本発明の好適な態様の1つは、(5)上記樹脂板を得るための成形品は、その1つの側面のみにゲートを有していることを特徴とする上記構成(1)〜(4)の製造方法である。
本発明の好適な態様の1つは、(7)上記樹脂板は、その全光線透過率が15%以上であり、ヘーズが0.1〜20%の範囲である上記構成(1)〜(6)の製造方法である。
本発明の好適な態様の1つは、(8)上記熱可塑性樹脂は、粘度平均分子量が13,000〜40,000の芳香族ポリカーボネート樹脂である上記構成(1)〜(7)の製造方法である。

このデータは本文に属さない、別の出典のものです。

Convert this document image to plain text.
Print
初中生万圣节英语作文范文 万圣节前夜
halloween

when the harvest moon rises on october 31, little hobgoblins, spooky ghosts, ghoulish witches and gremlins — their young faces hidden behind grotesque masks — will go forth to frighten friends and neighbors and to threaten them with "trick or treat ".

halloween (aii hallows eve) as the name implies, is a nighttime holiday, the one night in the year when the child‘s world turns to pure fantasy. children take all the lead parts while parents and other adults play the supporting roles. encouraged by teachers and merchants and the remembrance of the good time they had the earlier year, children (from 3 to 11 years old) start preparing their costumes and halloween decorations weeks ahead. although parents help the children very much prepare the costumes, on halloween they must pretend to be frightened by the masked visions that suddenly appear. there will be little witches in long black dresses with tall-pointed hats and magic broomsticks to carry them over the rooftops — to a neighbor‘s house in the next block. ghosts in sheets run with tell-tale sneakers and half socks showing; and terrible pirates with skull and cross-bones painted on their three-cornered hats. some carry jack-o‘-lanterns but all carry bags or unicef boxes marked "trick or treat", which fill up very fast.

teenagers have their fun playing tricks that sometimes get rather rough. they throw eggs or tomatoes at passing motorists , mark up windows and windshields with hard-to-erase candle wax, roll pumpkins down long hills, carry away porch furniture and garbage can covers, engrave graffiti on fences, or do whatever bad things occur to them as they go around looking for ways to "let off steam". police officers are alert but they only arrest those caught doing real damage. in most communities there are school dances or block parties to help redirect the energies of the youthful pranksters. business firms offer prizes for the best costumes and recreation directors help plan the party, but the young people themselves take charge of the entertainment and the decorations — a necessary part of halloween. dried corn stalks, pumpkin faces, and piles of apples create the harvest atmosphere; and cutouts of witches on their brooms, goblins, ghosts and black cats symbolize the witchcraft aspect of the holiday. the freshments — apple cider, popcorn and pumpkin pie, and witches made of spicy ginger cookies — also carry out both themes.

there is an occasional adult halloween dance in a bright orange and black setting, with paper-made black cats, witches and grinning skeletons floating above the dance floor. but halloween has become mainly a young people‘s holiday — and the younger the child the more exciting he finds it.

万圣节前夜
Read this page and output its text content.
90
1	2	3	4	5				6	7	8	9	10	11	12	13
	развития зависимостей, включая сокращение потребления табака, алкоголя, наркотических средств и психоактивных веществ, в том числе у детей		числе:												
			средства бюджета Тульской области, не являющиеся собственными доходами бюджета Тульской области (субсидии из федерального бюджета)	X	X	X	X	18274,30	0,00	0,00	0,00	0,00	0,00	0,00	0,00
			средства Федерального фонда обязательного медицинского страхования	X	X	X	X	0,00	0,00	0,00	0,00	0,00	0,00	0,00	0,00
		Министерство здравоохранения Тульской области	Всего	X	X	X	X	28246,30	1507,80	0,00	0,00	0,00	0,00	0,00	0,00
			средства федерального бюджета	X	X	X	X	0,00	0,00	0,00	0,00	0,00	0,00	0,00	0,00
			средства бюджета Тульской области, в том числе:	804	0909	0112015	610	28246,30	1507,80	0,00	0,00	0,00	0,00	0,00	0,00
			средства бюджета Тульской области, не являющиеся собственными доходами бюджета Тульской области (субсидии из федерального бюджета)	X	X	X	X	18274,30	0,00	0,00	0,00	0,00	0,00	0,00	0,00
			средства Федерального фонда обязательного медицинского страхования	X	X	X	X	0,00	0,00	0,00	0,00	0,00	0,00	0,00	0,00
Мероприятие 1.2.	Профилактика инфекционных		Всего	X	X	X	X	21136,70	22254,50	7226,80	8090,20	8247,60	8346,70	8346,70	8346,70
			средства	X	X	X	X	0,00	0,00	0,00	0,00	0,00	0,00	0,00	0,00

本発明の好適な態様の1つは、(9)上記樹脂板は、輸送機用の樹脂製窓ガラス成形品である上記構成(1)〜(8)の製造方法である。
<工程−i>
(金型の中間型締め状態)
上述のとおり、本発明において可動側金型は、射出工程内において中間型締め状態と最終型締め状態との差である圧縮ストローク分だけ余分に開かれた中間型締め状態にある。ここで射出工程とは、溶融樹脂が製品に相当する金型キャビティ内へ充填されてから、該キャビティへの充填される樹脂の供給が完了するまでの工程をいう。本発明において可動側金型は、かかる射出工程の間に、最終型締め状態から圧縮ストローク分だけ後退した中間型締め状態にある。かかる可動側金型の後退は、予め余分に開かれた状態で金型キャビティ内に樹脂が充填される方法によってもよく、金型キャビティ内に充填された樹脂の圧力によって後退させる方法であってもよい。前者の方法による工程−i、即ち、予め圧縮ストローク分だけ余分に開かれ、金型同士が中間型締め状態に型締めされた金型キャビティ内へ溶融した熱可塑性樹脂を射出する工程が、工程−iとしてより好ましい。かかる工程は、圧縮ストロークおよび金型の平行度の精密な制御を可能とする。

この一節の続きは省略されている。